T-Mobile lays off several hundred workers in Washington State

Seeking to cut costs prior to a merger, T-Mobile—the nation’s fourth largest wireless carrier—announced layoffs last week of several hundred employees at its Bellevue, Washington headquarters. These layoffs follow the cutting of 100 employees from T-Mobile’s marketing department at the beginning of March.

The company refused to release the exact number of job cuts. According to the Seattle Times, however, between 200 and 300 operations’ group employees, from administrative assistants to senior vice presidents, were informed of their layoff on Thursday. As of the end of 2012, the wireless carrier employed 4,800 in the Seattle area and 36,000 nationally.

The communications company, owned by global giant Deutsche Telekom, is currently preparing for a merger with Dallas-based MetroPCS, whose stockholders are set to vote soon on the deal. Both the US Department of Justice and the Federal Communications Commission (FCC) have already granted approval for the merger. A previous merger attempt in 2011 was withdrawn after FCC chairman Julius Genachowski opposed the $39 billion stock and cash purchase of T-Mobile by AT&T. Both Verizon and Sprint, the first and third largest carriers respectively, had strongly opposed the merger. The Justice Department filed a civil lawsuit against the deal citing the adverse impact on competition in the wireless market.

In a first round of job cuts in March of last year, T-Mobile pink-slipped 3,300 call center employees—9 percent of its workforce—shutting down seven call centers and consolidating operations into the remaining 17. It followed up in May with an additional 900 job cuts, ultimately shedding 12 percent of its workers over the year. In its announcement on the latest cuts, T-Mobile stated, “[B]y reducing our cost structure and streamlining operations, T-Mobile will be able to invest in areas where we anticipate the strongest return: modernizing our 4G network; aggressively pursuing the B2B [business to business] segment; and re-launching our brand.” By the end of 2012 the company had lost 2 million wireless subscribers.

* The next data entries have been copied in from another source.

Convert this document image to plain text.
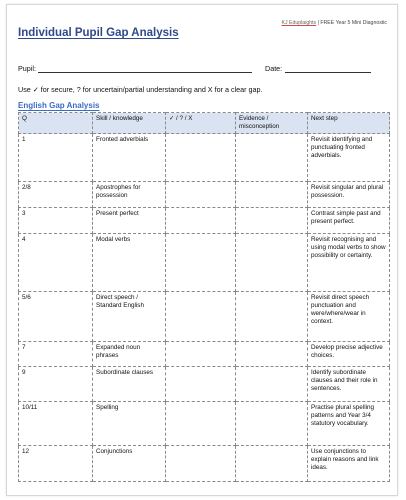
KJ Eduplaights | FREE Year 5 Mini Diagnostic
Individual Pupil Gap Analysis
Pupil:	Date:
Use ✓ for secure, ? for uncertain/partial understanding and X for a clear gap.
English Gap Analysis
Q	Skill / knowledge	✓ / ? / X	Evidence / misconception	Next step
1	Fronted adverbials			Revisit identifying and punctuating fronted adverbials.
2/8	Apostrophes for possession			Revisit singular and plural possession.
3	Present perfect			Contrast simple past and present perfect.
4	Modal verbs			Revisit recognising and using modal verbs to show possibility or certainty.
5/6	Direct speech / Standard English			Revisit direct speech punctuation and were/where/wear in context.
7	Expanded noun phrases			Develop precise adjective choices.
9	Subordinate clauses			Identify subordinate clauses and their role in sentences.
10/11	Spelling			Practise plural spelling patterns and Year 3/4 statutory vocabulary.
12	Conjunctions			Use conjunctions to explain reasons and link ideas.
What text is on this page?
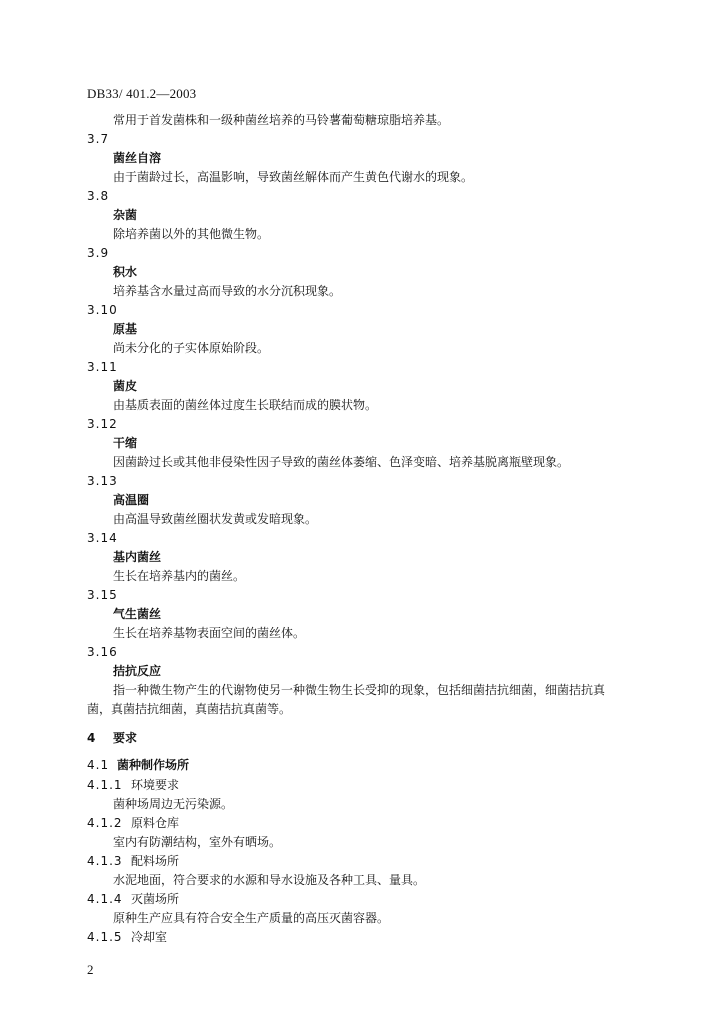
DB33/ 401.2—2003
常用于首发菌株和一级种菌丝培养的马铃薯葡萄糖琼脂培养基。
3.7
菌丝自溶
由于菌龄过长，高温影响，导致菌丝解体而产生黄色代谢水的现象。
3.8
杂菌
除培养菌以外的其他微生物。
3.9
积水
培养基含水量过高而导致的水分沉积现象。
3.10
原基
尚未分化的子实体原始阶段。
3.11
菌皮
由基质表面的菌丝体过度生长联结而成的膜状物。
3.12
干缩
因菌龄过长或其他非侵染性因子导致的菌丝体萎缩、色泽变暗、培养基脱离瓶壁现象。
3.13
高温圈
由高温导致菌丝圈状发黄或发暗现象。
3.14
基内菌丝
生长在培养基内的菌丝。
3.15
气生菌丝
生长在培养基物表面空间的菌丝体。
3.16
拮抗反应
指一种微生物产生的代谢物使另一种微生物生长受抑的现象，包括细菌拮抗细菌，细菌拮抗真
菌，真菌拮抗细菌，真菌拮抗真菌等。
4 要求
4.1 菌种制作场所
4.1.1 环境要求
菌种场周边无污染源。
4.1.2 原料仓库
室内有防潮结构，室外有晒场。
4.1.3 配料场所
水泥地面，符合要求的水源和导水设施及各种工具、量具。
4.1.4 灭菌场所
原种生产应具有符合安全生产质量的高压灭菌容器。
4.1.5 冷却室
2
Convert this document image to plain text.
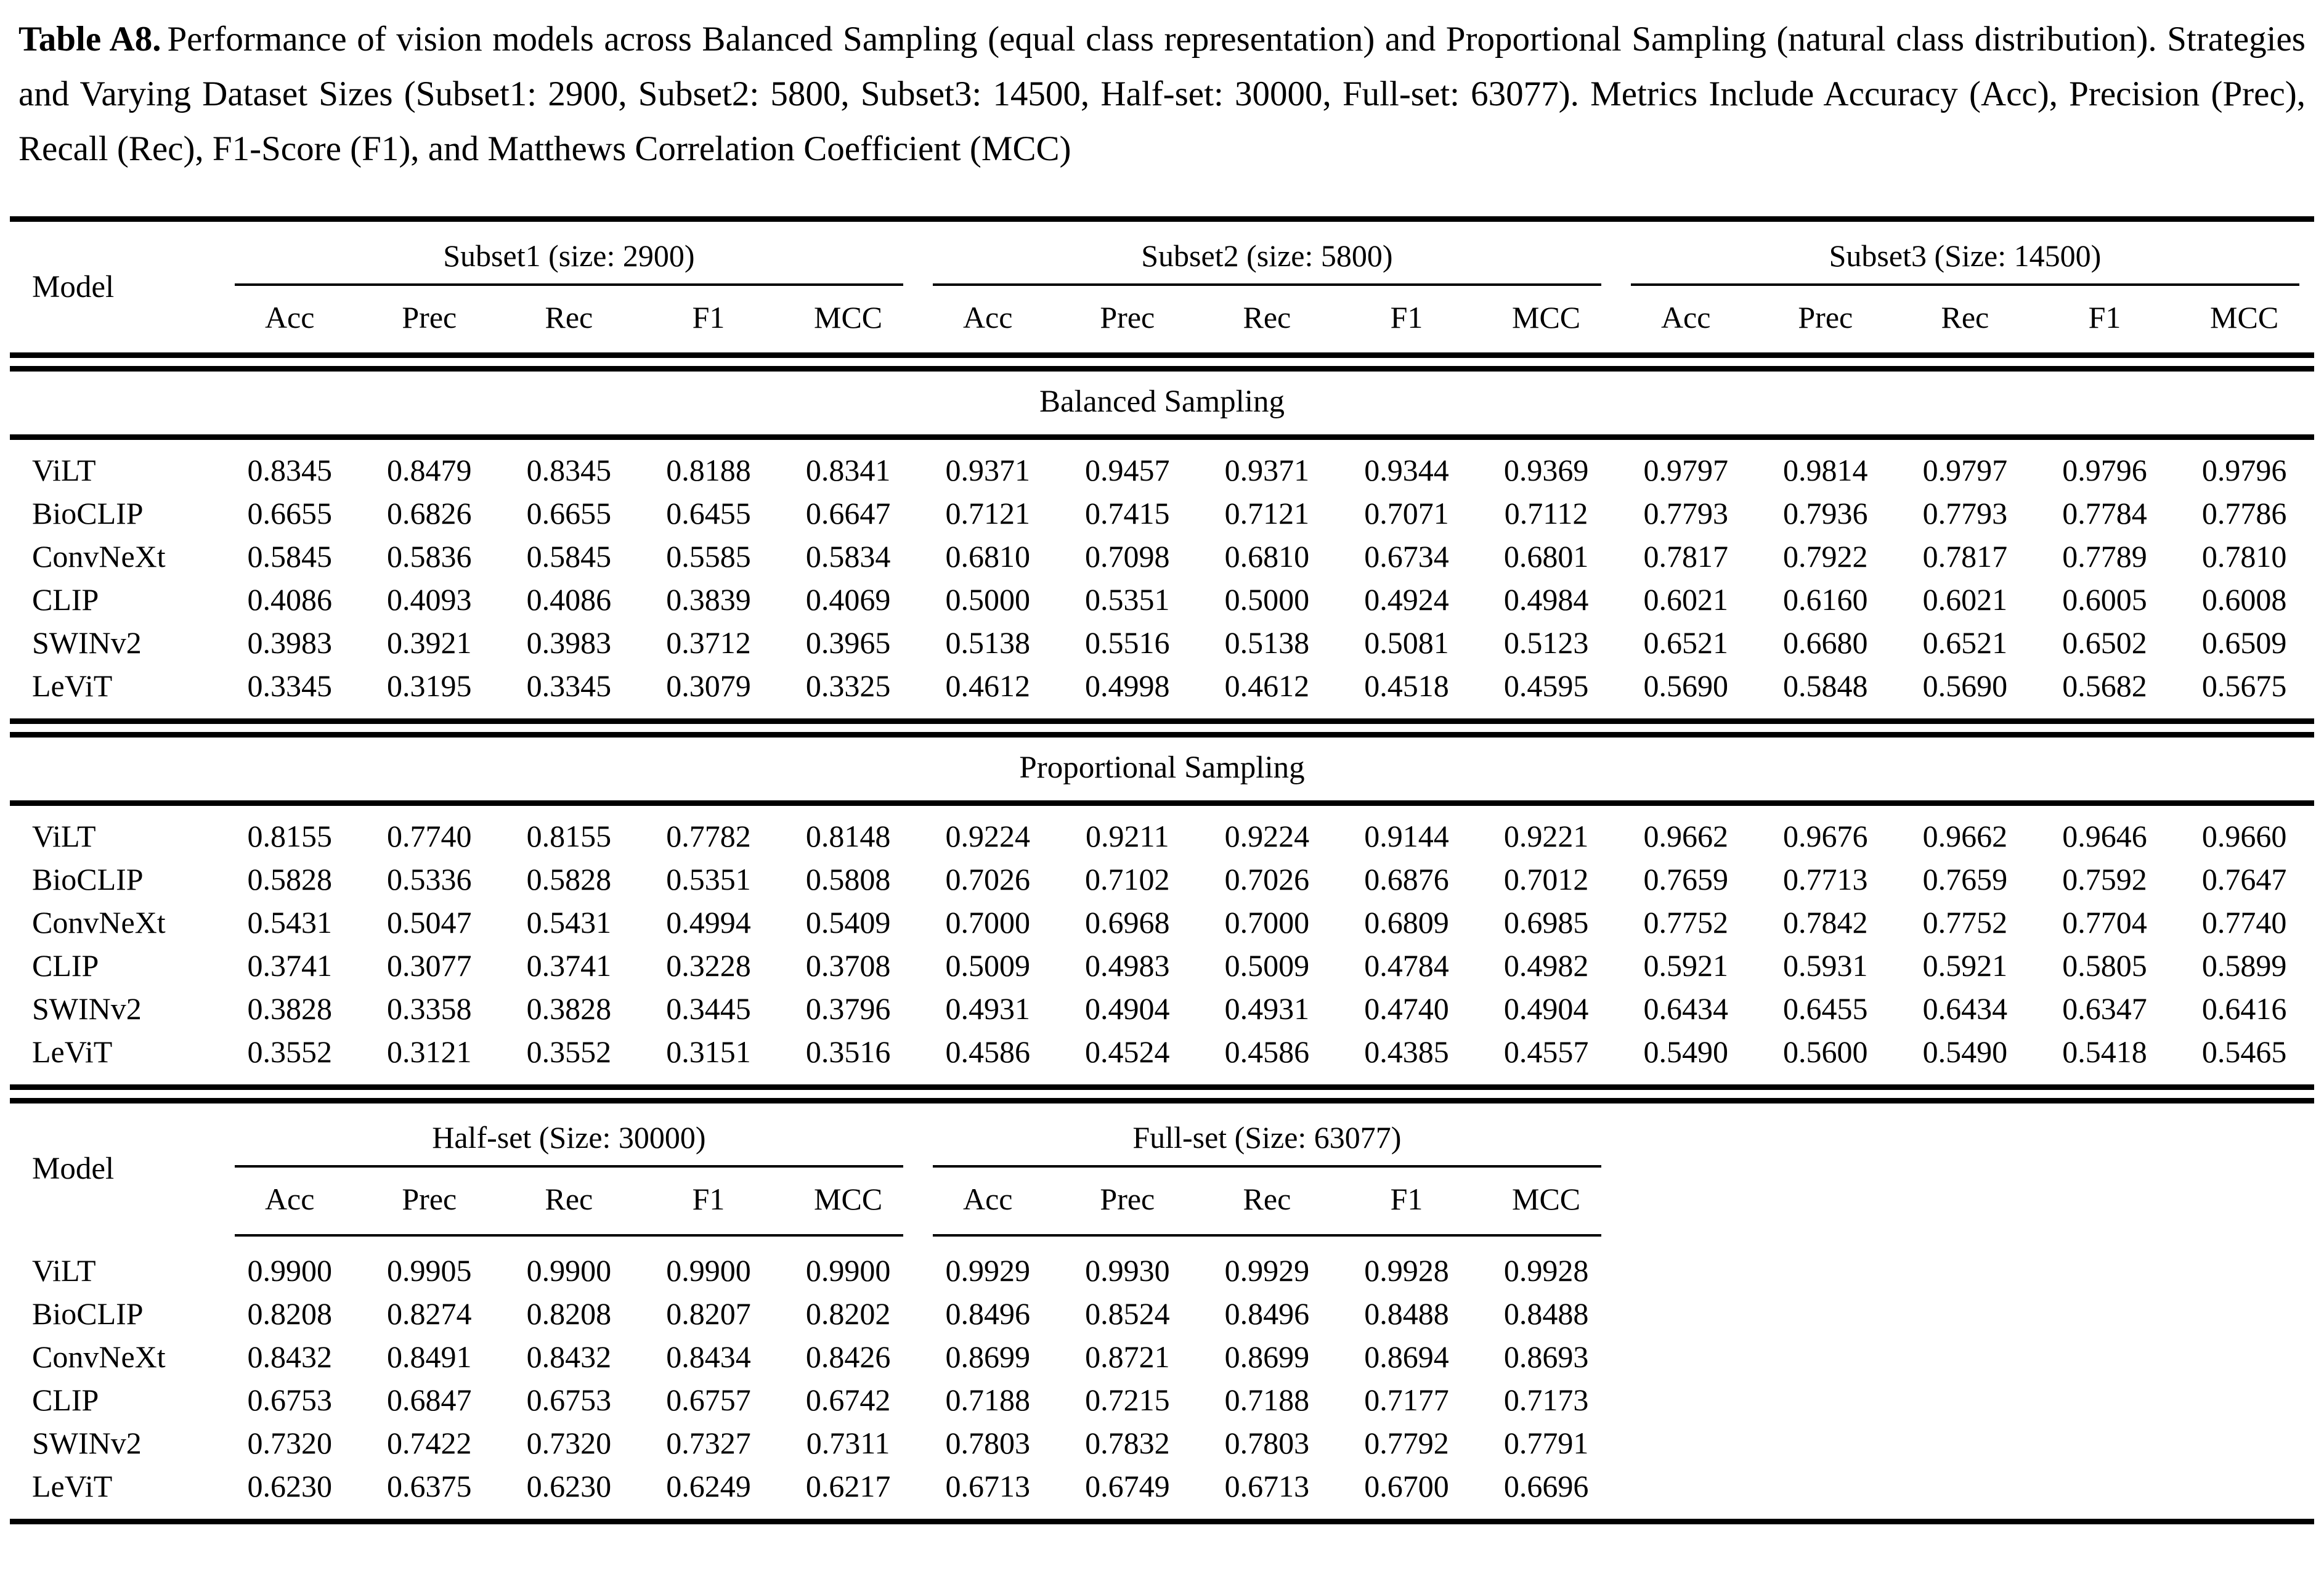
Table A8. Performance of vision models across Balanced Sampling (equal class representation) and Proportional Sampling (natural class distribution). Strategies and Varying Dataset Sizes (Subset1: 2900, Subset2: 5800, Subset3: 14500, Half-set: 30000, Full-set: 63077). Metrics Include Accuracy (Acc), Precision (Prec), Recall (Rec), F1-Score (F1), and Matthews Correlation Coefficient (MCC)

Model	Subset1 (size: 2900)					Subset2 (size: 5800)					Subset3 (Size: 14500)				

	Acc	Prec	Rec	F1	MCC	Acc	Prec	Rec	F1	MCC	Acc	Prec	Rec	F1	MCC

Balanced Sampling															

ViLT	0.8345	0.8479	0.8345	0.8188	0.8341	0.9371	0.9457	0.9371	0.9344	0.9369	0.9797	0.9814	0.9797	0.9796	0.9796
BioCLIP	0.6655	0.6826	0.6655	0.6455	0.6647	0.7121	0.7415	0.7121	0.7071	0.7112	0.7793	0.7936	0.7793	0.7784	0.7786
ConvNeXt	0.5845	0.5836	0.5845	0.5585	0.5834	0.6810	0.7098	0.6810	0.6734	0.6801	0.7817	0.7922	0.7817	0.7789	0.7810
CLIP	0.4086	0.4093	0.4086	0.3839	0.4069	0.5000	0.5351	0.5000	0.4924	0.4984	0.6021	0.6160	0.6021	0.6005	0.6008
SWINv2	0.3983	0.3921	0.3983	0.3712	0.3965	0.5138	0.5516	0.5138	0.5081	0.5123	0.6521	0.6680	0.6521	0.6502	0.6509
LeViT	0.3345	0.3195	0.3345	0.3079	0.3325	0.4612	0.4998	0.4612	0.4518	0.4595	0.5690	0.5848	0.5690	0.5682	0.5675

Proportional Sampling															

ViLT	0.8155	0.7740	0.8155	0.7782	0.8148	0.9224	0.9211	0.9224	0.9144	0.9221	0.9662	0.9676	0.9662	0.9646	0.9660
BioCLIP	0.5828	0.5336	0.5828	0.5351	0.5808	0.7026	0.7102	0.7026	0.6876	0.7012	0.7659	0.7713	0.7659	0.7592	0.7647
ConvNeXt	0.5431	0.5047	0.5431	0.4994	0.5409	0.7000	0.6968	0.7000	0.6809	0.6985	0.7752	0.7842	0.7752	0.7704	0.7740
CLIP	0.3741	0.3077	0.3741	0.3228	0.3708	0.5009	0.4983	0.5009	0.4784	0.4982	0.5921	0.5931	0.5921	0.5805	0.5899
SWINv2	0.3828	0.3358	0.3828	0.3445	0.3796	0.4931	0.4904	0.4931	0.4740	0.4904	0.6434	0.6455	0.6434	0.6347	0.6416
LeViT	0.3552	0.3121	0.3552	0.3151	0.3516	0.4586	0.4524	0.4586	0.4385	0.4557	0.5490	0.5600	0.5490	0.5418	0.5465

Model	Half-set (Size: 30000)					Full-set (Size: 63077)									

	Acc	Prec	Rec	F1	MCC	Acc	Prec	Rec	F1	MCC					

ViLT	0.9900	0.9905	0.9900	0.9900	0.9900	0.9929	0.9930	0.9929	0.9928	0.9928					
BioCLIP	0.8208	0.8274	0.8208	0.8207	0.8202	0.8496	0.8524	0.8496	0.8488	0.8488					
ConvNeXt	0.8432	0.8491	0.8432	0.8434	0.8426	0.8699	0.8721	0.8699	0.8694	0.8693					
CLIP	0.6753	0.6847	0.6753	0.6757	0.6742	0.7188	0.7215	0.7188	0.7177	0.7173					
SWINv2	0.7320	0.7422	0.7320	0.7327	0.7311	0.7803	0.7832	0.7803	0.7792	0.7791					
LeViT	0.6230	0.6375	0.6230	0.6249	0.6217	0.6713	0.6749	0.6713	0.6700	0.6696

T-Mobile recently announced an overhaul of its service with lower-priced plans. It is also eliminating phone subsidies as well as two-year service contracts in favor of month-to-month charge plans. It also hopes to piggy-back to an enlarged presence among wireless subscribers through the sale of Apple Inc.’s iPhone 5, which it will begin offering on April 12.

According to the Seattle Times, “Last year, T-Mobile’s ‘reinvent’ strategy saved $900 million, of which $300 million was reinvested.” Under T-Mobile’s “lean and simple business model” the company anticipates nearly $1 billion in “reinvent” savings by 2015 and another $1 billion from its merger with MetroPCS. Undoubtedly, a merger of T-Mobile and MetroPCS must lead to a substantial number of layoffs as “savings from realizing efficiencies in common support functions”— i.e., marketing, sales, and back-office departments—are implemented.

The web newsletter FierceWireless reported that “T-Mobile and MetroPCS hope to achieve $6 billion to $7 billion in post-deal ‘synergies’” with the merger. Last November FierceWireless described over 41,000 announced layoffs globally as part of the five biggest job cuts by wireless-related businesses in 2012, with the largest by Nokia Siemens Networks, which planned cuts throughout its global operations of up to 17,000 jobs by the end of 2013.

According to outplacement consulting firm Challenger, Gray & Christmas, job losses for the US telecommunications industry in 2012 totaled 21,858.

Verizon Communication Inc. sought to eliminate 1,200 jobs last summer through a voluntary buyout. The buyout was offered after a bitter two-week strike which the union, the Communication Workers of America (CWA), ended by ordering 44,000 strikers back to work without a new contract. The final agreement contained massive concessions, which Verizon officials described as a package that was substantially the same cost-wise as the one originally presented.

Despite CWA claims that the contract would defend jobs, Verizon has eliminated tens of thousands of workers. Since the year 2000, 43,000 workers represented by the CWA and the International Brotherhood of Electrical workers have lost their jobs. This past January Verizon announced plans to lay off 201 technicians in New Jersey. This would be on top of 336 union workers laid off in the state last year.

These betrayals explain why efforts by the CWA to organize T-Mobile’s operations over the last 12 years have failed. Workers realize that the union’s role has been to preside over the devastation of jobs, benefits and working conditions. A pithy comment by one worker, RM, makes this clear: “CWA = Company Wins Again…been there.”

The CWA’s response to the potential job cuts posed by a merger between T-Mobile and MetroPCS has been to write a toothless letter to the FCC warning that “large numbers of job losses” could result.